While there may have been no prior signals ahead of this dramatic week, the price collapse is not inexplicable, especially if the factors that had led to the building up of the commodities bubble are taken into the reckoning. The International Monetary Fund (IMF) had attributed the buoyancy in commodities prices, including crude oil, to speculative factors. The bearish stock markets and the weakness of the US dollar had prompted investors to look for new asset classes for parking their funds. Commodities, in particular gold, seemed a good bet. But once the fears arose about a possible economic slowdown in the US and several other major economies, it gave rise to speculation that the commodities price boom may not be sustained in the wake of a drop in demand.

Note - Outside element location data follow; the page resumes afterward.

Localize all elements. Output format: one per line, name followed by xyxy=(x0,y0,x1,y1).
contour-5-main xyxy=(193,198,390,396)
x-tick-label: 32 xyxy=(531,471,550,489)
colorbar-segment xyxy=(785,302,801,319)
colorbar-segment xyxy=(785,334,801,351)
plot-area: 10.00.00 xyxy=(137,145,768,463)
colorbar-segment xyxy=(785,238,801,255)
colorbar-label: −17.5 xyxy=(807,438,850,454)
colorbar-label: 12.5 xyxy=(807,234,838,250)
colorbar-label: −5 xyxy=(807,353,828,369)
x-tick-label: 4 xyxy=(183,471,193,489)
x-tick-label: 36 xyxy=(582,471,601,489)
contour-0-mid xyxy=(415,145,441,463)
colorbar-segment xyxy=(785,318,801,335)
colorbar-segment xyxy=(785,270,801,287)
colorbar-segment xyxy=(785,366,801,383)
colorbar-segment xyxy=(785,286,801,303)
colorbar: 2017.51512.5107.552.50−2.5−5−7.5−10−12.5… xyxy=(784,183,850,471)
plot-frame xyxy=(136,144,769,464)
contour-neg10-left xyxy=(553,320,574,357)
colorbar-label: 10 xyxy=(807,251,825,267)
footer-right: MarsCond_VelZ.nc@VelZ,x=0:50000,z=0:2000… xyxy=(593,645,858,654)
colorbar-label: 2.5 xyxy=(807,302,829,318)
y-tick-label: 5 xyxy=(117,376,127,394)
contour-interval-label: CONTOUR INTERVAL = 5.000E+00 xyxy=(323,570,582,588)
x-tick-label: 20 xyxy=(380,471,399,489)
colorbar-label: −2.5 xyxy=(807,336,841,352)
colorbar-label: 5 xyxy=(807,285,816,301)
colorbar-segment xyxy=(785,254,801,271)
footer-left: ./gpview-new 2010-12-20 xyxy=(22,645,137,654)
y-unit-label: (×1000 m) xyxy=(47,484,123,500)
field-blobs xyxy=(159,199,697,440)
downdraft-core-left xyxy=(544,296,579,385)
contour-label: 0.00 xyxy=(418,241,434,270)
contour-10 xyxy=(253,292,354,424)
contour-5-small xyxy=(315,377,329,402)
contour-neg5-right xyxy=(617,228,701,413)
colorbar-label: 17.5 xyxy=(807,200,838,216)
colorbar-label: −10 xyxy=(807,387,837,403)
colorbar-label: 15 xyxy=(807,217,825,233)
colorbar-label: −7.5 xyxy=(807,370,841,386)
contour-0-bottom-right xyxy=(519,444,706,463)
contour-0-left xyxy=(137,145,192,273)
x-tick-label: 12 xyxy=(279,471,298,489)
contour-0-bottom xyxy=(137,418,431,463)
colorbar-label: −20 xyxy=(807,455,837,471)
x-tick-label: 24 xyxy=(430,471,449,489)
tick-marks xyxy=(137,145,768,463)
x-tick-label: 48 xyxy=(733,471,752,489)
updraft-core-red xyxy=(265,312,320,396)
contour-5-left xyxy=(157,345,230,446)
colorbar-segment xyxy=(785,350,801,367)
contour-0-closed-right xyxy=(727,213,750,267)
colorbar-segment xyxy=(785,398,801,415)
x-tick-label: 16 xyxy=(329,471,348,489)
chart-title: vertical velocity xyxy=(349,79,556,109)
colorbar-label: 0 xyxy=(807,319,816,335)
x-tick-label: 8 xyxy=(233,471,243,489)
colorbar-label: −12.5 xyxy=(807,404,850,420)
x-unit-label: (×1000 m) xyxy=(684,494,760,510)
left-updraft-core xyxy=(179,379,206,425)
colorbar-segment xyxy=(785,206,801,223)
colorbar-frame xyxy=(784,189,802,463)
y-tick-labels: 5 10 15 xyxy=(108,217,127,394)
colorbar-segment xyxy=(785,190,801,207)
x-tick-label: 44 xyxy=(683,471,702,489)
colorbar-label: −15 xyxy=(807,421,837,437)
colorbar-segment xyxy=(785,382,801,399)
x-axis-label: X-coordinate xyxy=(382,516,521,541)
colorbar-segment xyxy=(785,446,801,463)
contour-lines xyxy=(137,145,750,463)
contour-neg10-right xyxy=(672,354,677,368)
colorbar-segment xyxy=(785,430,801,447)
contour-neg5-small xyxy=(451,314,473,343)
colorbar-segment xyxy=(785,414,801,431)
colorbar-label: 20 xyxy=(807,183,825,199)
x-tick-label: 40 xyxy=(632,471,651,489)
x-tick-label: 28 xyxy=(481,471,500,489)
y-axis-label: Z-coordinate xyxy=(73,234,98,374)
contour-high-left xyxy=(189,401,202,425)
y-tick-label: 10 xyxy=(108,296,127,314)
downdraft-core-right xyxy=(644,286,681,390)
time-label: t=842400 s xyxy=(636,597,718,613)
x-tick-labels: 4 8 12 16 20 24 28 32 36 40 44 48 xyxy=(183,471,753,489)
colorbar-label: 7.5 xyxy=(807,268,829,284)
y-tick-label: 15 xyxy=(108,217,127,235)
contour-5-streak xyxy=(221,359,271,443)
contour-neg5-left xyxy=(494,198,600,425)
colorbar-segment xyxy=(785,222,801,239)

The consequential scramble among investors and speculators for profit-booking in commodities is, thus, partly responsible for last week's price slide. Besides, the downturn in crude oil prices, dropping back to below $100 a barrel, strengthened the slide in the prices of several agricultural commodities like wheat, corn and vegetable oils, which were viewed as alternative sources of crude oil (bio-fuel). The fall in the global prices of some of these commodities has exceeded 20 per cent. Moreover, with the dollar suddenly looking healthier following rate cuts by the US Federal Reserve and the equity markets showing some signs of having bottomed out, many investors chose to return to these markets. These developments seem also to have corroborated the point that the commodity and stock markets are alternative investment avenues.
 
However, while it is too early to guess how long the downturn in commodity prices will last, it probably cannot be taken to spell the end of the commodities boom, and may well end up being no more than an overdue market correction. If past experience is any indication, commodities tend to rebound after every price crash because of supply factors, though the bearish phases tend to last longer than the bullish ones. What is most important, from a macro-economic management point of view, is that the unprecedented heights scaled by commodity prices had fanned inflationary fires, posing severe challenges to governments "" especially those with poor populations. From that view-point, the drop in commodity prices will provide welcome relief to India, and also give some elbow room to the Reserve Bank, which must have been grappling with the trade-off between fighting inflation and choking growth. Still, it is important to bear in mind that last week's events may not mark the end of volatility in commodities markets.